Gary Harris Per 36 Minutes Pts Ast FG% 3FG%
2014-15 9.4 1.5 30.4% 20.4%
2015-16 12.9 2.4 45.8% 34.9%

Jameer Nelson: C+

This grade was a D- before Mudiay got injured and Nelson's minutes began to go up. It's hard to tell if Jameer wasn't comfortable with such a limited role off of the bench or if he was just having a sloppy season but Jameer really struggled in the opening month and a half of the season. The Nuggets expected him to be a stabilizing force behind the up and down play of Mudiay but unfortunately, Jameer looked shaky at times, forcing turnovers and leading the offense into chaos far too often. He's shooting the lowest FG% of his career although also taking the lowest number of attempts per game. He's played much better over the last few weeks and the Nuggets as a whole look much more confident when he is on the court. It may be that he was uncomfortable with his role behind a rookie who was clearly an inferior player at this point. It will be very interesting to see how Malone handles minutes and rotation once Mudiay is back.

Joffrey Lauvergne: B-

Joffrey has been hit with some adversity in the form of injuries this season which may have cost him a bit of rhythm. Jokic appears to have passed him in the rotation and with Jusuf Nurkic set to return sometime in January, Joffrey may find himself playing very limited minutes before too long. Still, Joffrey’s numbers are up across the board. He’s made 9 of his 20 3-point FGAs. He seems to have the green light to shoot wide open 3-pointers but the Nuggets might be smart to try and find him more shots from the perimeter. He has the size and strength to match-up against big bodied forwards and centers on defense so if he can become more of a stretch big on offense, he might add to his value. With just 16 games under his belt, it’s hard to give him anything higher than a B-, which is by no means a low grade. Let’s see how he fits into the rotation in the coming weeks.

Randy Foye: D

Foye might be the new Hickson, in that he is the player most likely to earn fans irrational hatred. Foye hasn't been great and hasn't been especially awful. Despite a few hot shooting nights over the last 10 games, Foye has been remarkably cold from long distance this season, shooting a career low 29.8% from 3. He's especially struggled with "open" shots, shots where defenders are between four and six feet from him. He has made just 14 of 59 such shots this season, the worst 3FG% on the team for such shots. When he's not hitting shots, he really doesn't contribute a whole lot. He's been forced to play point guard for extended minutes in recent games yet that hasn't seemed to affect his overall impact.Harris and Barton have both been much more effective at shooting guard this season and Foye will likely have his minutes cut once the roster is back to full strength.

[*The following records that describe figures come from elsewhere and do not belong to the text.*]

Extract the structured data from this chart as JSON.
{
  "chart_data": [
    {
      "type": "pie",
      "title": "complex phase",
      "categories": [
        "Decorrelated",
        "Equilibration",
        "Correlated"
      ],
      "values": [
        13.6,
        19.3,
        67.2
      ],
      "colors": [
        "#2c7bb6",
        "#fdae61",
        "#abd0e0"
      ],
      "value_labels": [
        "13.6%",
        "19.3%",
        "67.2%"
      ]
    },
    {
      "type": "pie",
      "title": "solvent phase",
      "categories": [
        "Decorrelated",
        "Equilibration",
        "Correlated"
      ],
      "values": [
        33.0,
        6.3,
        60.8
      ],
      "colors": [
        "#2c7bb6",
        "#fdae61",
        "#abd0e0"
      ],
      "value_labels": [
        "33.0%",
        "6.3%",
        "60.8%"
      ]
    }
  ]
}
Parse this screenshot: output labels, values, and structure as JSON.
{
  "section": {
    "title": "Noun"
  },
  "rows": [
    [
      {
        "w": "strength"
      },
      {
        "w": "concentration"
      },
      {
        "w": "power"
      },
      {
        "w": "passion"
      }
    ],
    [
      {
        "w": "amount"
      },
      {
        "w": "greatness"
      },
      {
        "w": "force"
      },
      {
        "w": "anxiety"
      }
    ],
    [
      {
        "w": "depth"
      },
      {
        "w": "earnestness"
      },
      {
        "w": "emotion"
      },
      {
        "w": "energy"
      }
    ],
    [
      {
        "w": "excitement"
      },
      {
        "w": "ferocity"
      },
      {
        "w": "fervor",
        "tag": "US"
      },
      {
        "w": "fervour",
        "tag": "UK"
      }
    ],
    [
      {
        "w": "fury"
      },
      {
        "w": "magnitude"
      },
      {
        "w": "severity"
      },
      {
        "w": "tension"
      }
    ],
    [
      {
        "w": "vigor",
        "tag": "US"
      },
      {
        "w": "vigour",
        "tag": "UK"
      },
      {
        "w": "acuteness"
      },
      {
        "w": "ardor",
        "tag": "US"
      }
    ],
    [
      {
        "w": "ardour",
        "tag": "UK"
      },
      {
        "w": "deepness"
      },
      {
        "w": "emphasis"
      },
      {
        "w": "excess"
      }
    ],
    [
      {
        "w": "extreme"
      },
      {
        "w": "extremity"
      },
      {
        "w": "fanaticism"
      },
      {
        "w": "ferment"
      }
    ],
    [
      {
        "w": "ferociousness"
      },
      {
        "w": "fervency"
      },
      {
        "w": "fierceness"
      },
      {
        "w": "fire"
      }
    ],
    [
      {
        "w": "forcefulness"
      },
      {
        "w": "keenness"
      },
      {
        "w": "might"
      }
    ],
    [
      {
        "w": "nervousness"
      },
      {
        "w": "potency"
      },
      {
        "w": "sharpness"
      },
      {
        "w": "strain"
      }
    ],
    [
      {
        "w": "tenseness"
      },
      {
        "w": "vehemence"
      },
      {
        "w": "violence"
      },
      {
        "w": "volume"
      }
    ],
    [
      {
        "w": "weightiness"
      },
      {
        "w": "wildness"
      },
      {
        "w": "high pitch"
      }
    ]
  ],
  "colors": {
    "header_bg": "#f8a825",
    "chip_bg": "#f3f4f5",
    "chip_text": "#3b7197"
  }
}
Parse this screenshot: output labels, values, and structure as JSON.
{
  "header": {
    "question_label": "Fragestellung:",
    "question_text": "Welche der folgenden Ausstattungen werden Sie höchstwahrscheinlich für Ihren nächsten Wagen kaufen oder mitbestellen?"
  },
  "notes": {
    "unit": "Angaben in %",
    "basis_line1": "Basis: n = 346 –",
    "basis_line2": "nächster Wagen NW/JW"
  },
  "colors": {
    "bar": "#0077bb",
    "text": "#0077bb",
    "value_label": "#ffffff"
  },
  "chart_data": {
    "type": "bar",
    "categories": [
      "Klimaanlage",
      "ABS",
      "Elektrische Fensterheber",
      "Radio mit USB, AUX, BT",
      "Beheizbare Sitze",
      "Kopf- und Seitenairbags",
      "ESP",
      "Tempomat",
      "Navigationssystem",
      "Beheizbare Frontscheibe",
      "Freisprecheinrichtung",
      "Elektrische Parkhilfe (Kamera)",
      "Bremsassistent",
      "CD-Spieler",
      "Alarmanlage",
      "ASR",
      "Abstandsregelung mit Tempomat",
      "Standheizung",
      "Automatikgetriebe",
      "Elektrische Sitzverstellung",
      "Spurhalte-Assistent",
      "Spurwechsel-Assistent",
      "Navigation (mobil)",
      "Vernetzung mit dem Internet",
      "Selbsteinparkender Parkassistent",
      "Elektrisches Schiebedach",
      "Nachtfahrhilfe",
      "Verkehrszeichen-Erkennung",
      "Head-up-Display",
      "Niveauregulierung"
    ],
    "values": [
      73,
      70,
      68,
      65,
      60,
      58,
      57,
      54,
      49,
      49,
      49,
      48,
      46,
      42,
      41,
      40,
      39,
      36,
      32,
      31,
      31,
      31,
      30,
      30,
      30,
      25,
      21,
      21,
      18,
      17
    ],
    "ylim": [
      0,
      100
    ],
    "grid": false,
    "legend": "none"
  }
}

Michael Malone: A- but also Incomplete

Malone has done plenty of praiseworthy things with the Nuggets in his first two months with the team. The team has played hard much more frequently than they did last season and there are absolutely no questions about who is running the show in the locker room. He has been quick to yank guys for not doing what they are told. JJ Hickson is exhibit A of Malone’s willingness to bench any player that doesn’t fit with what he is trying to get the team to do. It’s still hard to judge the effectiveness of a coach when the roster has been as banged up as the Nuggets have been. Wilson Chandler and Nurkic would’ve made this team dramatically different and almost certainly much more successful. Unfortuantely, Malone has had to spend too much time trying to balance players coming in and out of the lineup and figuring out which guard can be forced to play forward, and which forward can be forced to play center. The next two months will be very telling for Malone and his vision with the team. Integrating Nurkic into the rotation while also building on the principles that he has put in place will go a long way in telling what type of season he and the Nuggets will have this year.